Dans un entretien qu’il nous
accordé, il a répondu à Nicolas Sarkozy et à tous ceux qui veulent
minimiser les héritages du passé ou revisiter cette mémoire en essayant
de lui donner une signification en fonction des préoccupations
présentes. L’intellectuel sénégalais assène : « Parler de l’esclavage,
ce n’est pas faire de l’entêtement rétrospectif ». Il s’explique « D’abord, cette mémoire est vive et
c’est une mémoire qui agit encore dans le présent car nous vivons en
présence du passé ». Le philosophe soutient l’initiative de Mme Adam Ba
Konaré qui lance à la suite du discours de Nicolas Sarkozy à Dakar un
appel pour la sauvegarde de la mémoire, parce qu’encore, dit il, « la
mémoire est très importante, non pas pour des raisons rétrospectives
car il ne s’agit pas de regarder dans le rétroviseur mais c’est
véritablement pour l’avenir. » Et au nom de cet avenir, le Pr Bachir
Diagne déclare : « Il est très important que les Africains soient les
gardiens de leur propre mémoire. Pour l’avenir de ce continent, il est important que
nous sachions gérer la mémoire, il y va de qui nous sommes, de ce que
nous voulons être dans le futur ». C’est ce qui permet de mieux
comprendre son propos sur « les formes d’esclavage dans le monde
d’aujourd’hui » jeudi dernier au théâtre Claude Lévi-Strauss du Musée
du Quai Branly. En effet, le Pr Diagne qui inaugurait un cycle de
conférences consacré à l’universalité des droits de l’homme en se
consacrant plus particulièrement à l’article 4 de la Déclaration
Universelle des droits de l’Homme qui est un article interdisant
l’esclavage sous toutes ses formes, plus particulièrement des formes
contemporaines de l’esclavage a tenu un propos double. D’une part, en
s’appuyant sur une réflexion, une analyse de l’article 4, il a parlé
des formes contemporaines d’esclavage qui ne sont pas de même nature
que l’esclavage historique et deuxièmement, il a montré que le souci
d’actualité, le souci légitime de combattre les formes contemporaines,
modernes d’esclavage ne doit pas faire oublier que la mémoire des
esclavages passés est aussi très actuelle et qu’elle blesse et provoque
encore certaines déchirures. Le philosophe sénégalais a tenu les deux bouts de la
chaîne, à dire d’un côté qu’il est important d’avoir un instrument
comme cette Déclaration universelle des droits de l’homme, l’article 4
en particulier pour rappeler qu’il faut être vigilant et que des formes
renouvelées ou différentes d’esclavage existent encore malheureusement,
et d’autre part parler de la présence des mémoires de l’esclavage
aujourd’hui.
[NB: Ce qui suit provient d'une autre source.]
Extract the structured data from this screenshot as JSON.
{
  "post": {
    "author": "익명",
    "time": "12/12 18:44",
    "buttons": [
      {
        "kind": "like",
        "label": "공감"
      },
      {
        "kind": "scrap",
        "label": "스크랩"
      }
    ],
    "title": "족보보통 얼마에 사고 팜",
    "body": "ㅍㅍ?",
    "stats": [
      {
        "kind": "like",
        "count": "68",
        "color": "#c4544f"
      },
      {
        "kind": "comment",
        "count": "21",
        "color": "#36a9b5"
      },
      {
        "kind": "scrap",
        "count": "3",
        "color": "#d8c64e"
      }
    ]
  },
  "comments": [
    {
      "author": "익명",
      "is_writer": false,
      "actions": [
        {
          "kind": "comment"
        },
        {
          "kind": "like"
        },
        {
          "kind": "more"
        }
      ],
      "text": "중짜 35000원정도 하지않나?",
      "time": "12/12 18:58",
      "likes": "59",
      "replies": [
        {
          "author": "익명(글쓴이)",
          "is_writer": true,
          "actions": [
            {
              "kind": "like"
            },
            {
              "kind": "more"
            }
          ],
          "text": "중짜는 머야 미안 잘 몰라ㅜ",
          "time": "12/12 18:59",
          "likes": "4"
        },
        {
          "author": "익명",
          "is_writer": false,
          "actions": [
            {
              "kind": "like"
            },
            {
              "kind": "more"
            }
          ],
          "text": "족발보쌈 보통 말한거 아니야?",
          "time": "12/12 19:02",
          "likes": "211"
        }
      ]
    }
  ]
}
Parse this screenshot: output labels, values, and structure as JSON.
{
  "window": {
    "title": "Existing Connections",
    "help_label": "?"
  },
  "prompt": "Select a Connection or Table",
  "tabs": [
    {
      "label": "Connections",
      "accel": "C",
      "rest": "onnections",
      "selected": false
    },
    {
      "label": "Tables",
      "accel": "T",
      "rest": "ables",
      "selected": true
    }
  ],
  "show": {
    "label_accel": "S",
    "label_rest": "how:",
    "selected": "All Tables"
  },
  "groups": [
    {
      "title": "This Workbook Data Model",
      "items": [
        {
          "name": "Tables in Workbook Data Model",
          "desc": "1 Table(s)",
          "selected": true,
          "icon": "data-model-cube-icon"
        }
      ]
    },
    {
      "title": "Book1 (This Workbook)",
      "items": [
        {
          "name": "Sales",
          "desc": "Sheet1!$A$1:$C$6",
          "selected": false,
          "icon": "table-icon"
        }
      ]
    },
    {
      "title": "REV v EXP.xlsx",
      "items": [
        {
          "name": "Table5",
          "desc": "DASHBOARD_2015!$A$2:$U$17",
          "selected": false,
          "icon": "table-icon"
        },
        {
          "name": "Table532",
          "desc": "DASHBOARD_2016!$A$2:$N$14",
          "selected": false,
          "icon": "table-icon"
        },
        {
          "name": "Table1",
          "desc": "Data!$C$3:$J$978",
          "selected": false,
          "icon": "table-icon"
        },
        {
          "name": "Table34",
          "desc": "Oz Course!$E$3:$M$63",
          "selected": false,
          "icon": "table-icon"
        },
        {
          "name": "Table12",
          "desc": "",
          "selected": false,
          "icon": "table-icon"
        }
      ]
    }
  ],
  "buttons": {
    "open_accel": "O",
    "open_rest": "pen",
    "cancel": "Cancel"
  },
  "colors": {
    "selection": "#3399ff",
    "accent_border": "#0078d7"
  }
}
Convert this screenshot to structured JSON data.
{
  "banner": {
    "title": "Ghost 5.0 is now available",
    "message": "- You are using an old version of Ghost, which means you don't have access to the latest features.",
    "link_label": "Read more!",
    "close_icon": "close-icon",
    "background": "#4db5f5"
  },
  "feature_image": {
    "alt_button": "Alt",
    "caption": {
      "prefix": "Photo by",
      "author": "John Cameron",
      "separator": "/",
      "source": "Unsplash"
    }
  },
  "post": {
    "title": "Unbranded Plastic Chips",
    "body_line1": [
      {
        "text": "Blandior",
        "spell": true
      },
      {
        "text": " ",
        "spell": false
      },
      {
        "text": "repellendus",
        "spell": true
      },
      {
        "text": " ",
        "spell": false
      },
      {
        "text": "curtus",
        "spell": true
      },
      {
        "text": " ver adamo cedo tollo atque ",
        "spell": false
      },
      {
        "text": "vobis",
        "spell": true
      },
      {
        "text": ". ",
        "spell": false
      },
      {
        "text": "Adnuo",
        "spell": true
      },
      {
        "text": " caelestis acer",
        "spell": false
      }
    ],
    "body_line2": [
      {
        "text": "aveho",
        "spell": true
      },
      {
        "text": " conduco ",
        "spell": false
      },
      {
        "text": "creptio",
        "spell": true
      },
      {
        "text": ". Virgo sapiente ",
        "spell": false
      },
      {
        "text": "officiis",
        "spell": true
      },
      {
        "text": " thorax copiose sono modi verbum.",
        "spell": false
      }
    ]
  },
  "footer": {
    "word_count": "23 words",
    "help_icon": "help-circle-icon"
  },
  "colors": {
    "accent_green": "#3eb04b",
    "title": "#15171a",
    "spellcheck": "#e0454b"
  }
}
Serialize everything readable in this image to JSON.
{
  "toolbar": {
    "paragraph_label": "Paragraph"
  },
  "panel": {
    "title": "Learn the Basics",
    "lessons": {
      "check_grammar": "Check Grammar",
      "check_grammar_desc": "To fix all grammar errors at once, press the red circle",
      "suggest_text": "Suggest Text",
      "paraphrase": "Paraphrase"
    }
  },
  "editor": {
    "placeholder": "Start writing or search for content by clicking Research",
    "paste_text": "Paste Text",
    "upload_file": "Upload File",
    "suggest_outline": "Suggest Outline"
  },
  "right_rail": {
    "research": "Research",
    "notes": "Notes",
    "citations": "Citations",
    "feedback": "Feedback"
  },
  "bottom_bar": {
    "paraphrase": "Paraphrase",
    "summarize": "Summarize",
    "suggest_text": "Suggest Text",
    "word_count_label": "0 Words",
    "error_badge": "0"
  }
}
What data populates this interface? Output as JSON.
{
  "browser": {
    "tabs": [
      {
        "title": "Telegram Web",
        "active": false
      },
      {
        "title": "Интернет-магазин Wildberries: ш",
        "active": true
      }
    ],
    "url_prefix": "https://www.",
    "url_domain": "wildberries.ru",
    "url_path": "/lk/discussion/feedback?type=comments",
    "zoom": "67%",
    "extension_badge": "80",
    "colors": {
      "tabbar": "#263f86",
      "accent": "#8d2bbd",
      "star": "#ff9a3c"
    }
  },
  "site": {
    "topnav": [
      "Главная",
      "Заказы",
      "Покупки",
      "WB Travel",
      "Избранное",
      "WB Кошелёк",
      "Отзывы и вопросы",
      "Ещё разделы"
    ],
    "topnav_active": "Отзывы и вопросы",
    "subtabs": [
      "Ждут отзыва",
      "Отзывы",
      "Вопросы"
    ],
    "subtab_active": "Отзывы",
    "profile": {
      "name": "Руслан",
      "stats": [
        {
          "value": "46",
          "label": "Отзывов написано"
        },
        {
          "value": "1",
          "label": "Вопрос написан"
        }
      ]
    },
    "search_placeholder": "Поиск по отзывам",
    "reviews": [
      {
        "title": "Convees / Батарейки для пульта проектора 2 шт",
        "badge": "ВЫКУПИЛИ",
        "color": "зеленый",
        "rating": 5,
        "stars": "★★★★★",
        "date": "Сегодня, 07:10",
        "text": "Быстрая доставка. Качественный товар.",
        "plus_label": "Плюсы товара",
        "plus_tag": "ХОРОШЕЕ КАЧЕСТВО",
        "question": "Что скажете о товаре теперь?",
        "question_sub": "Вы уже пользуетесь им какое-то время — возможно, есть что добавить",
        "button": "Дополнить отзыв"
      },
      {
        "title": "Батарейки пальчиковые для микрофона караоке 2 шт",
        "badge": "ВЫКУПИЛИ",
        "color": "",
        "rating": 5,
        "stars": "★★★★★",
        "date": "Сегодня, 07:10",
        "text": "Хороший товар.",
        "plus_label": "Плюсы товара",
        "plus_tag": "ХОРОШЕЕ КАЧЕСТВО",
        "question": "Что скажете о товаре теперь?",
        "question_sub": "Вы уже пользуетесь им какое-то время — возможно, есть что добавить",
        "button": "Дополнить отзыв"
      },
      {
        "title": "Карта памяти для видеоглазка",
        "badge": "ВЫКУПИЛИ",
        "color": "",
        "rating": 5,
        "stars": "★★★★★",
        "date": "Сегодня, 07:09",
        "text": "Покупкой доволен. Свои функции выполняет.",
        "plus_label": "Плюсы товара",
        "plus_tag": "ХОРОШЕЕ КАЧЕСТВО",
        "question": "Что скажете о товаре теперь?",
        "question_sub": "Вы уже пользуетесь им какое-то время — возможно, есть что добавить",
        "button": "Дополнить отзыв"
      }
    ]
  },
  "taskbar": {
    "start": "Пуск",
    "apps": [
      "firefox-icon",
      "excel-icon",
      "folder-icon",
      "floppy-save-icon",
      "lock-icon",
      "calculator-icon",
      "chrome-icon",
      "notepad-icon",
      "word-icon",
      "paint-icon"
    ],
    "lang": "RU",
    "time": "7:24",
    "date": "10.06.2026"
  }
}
Pour faire en sorte que la gestion mémorielle ne puisse
pas déboucher sur une guerre des mémoires et le choc déclaré des
civilisations et pour favoriser l’érection d’une chaîne fraternelle et
d’entente entre les peuples, la reconnaissance de toutes les mémoires
est importante. « La blessure la plus importante de la mémoire, dit il,
est d’avoir l’impression de ne pas être reconnue, qu’elle n’est pas
inscrite dans l’espace de nos lieux de mémoire. Autrement dit, ce que
demande les populations d’ascendance africaine c’est de faire en sorte
que cette mémoire soit inscrite dans l’espace de la République, c’est
le résultat auquel a abouti la loi Taubira en France ». Au fond, c’est ce qui est le plus important. « La
reconnaissance apaise, elle est une voie vers la pacification des
mémoires parce que tout le monde voit sa propre mémoire inscrite dans
l’espace universel de la République et à ce titre-là l’inscription des
mémoires dans l’espace de la République crée cette convergence et
constitue un tissu qui fabrique une socialité et une citoyenneté
nouvelle au sein de la République, et c’est en cela que la mémoire a
une fonction d’unification et non pas une fonction de division. Encore
une fois, des mémoires reconnues au sens fort du terme, cela est une
condition pour cette harmonie et cette visée de l’Universel qui réunit
une Humanité réconciliée avec elle-même » éclaire Souleymane Bachir
Diagne. D’ailleurs les nouvelles formes d’esclavage dans le
monde actuel sont aussi une conséquence de l’oubli des esclavages
historiques, qu’ils soient le fait d’Européens ou d’Arabes. La
reconnaissance suppose que toutes les mémoires des esclavages au
pluriel soient connues et reconnues. L’esclavage arabe par exemple est
très peu documenté. « Il y a deux raisons à cela, argumente Bachir
Diagne : d’abord une raison psychologique et deuxièmement, on n’a pas
suffisamment de connaissances historiques sur ce terrain. C’est un
terrain qui est peut-être plus difficile à explorer que l’esclavage
trans-atlantique parce que le terrain de l’esclavage trans-atlantique a
toujours été relativement balisé par les registres de commerce qui
étaient tenus. Il y a des traces écrites, de la documentation. On
pouvait savoir que tel bateau avait tel chargement, a livré son
chargement à tel port, etc. Tandis que la traite trans-saharienne ou la traite de
l’océan indien était plus artisanale mais elle a duré beaucoup plus
longtemps et ensuite les populations ont fondu pour ainsi dire à
l’intérieur du monde arabe. Donc, il est important de soulever cette
question et faire en sorte que cette histoire soit connue ». Les
blessures sont toujours actuelles et dans beaucoup de cas, elles se
prolongent sous une forme de racisme. Souvent on assimile des
populations d’origine africaine à des esclaves ; malheureusement, cela
peut être le cas au niveau de certaines couches les moins éduquées et
les moins instruites de certaines sociétés. Ce sont là des conséquences
qui indiquent la nécessité de connaître et de reconnaître ces histoires
et les mémoires qui en découlent. Cette reconnaissance est une condition nécessaire pour
une humanité réconciliée avec elle-même. « La finalité n’est pas de
gratter les blessures ou de se complaire dans un rôle de victimes mais
c’est simplement au contraire une condition pour aller vers une
humanité qui fait vivre en présence de son propre passé, un passé de
douleurs quand il s’agit de l’esclavage ou d’autres systèmes de
domination abominables mais cela est une condition également pour que
cette humanité regarde l’avenir avec confiance et se regarde elle-même
dans un esprit de réconciliation et de paix. »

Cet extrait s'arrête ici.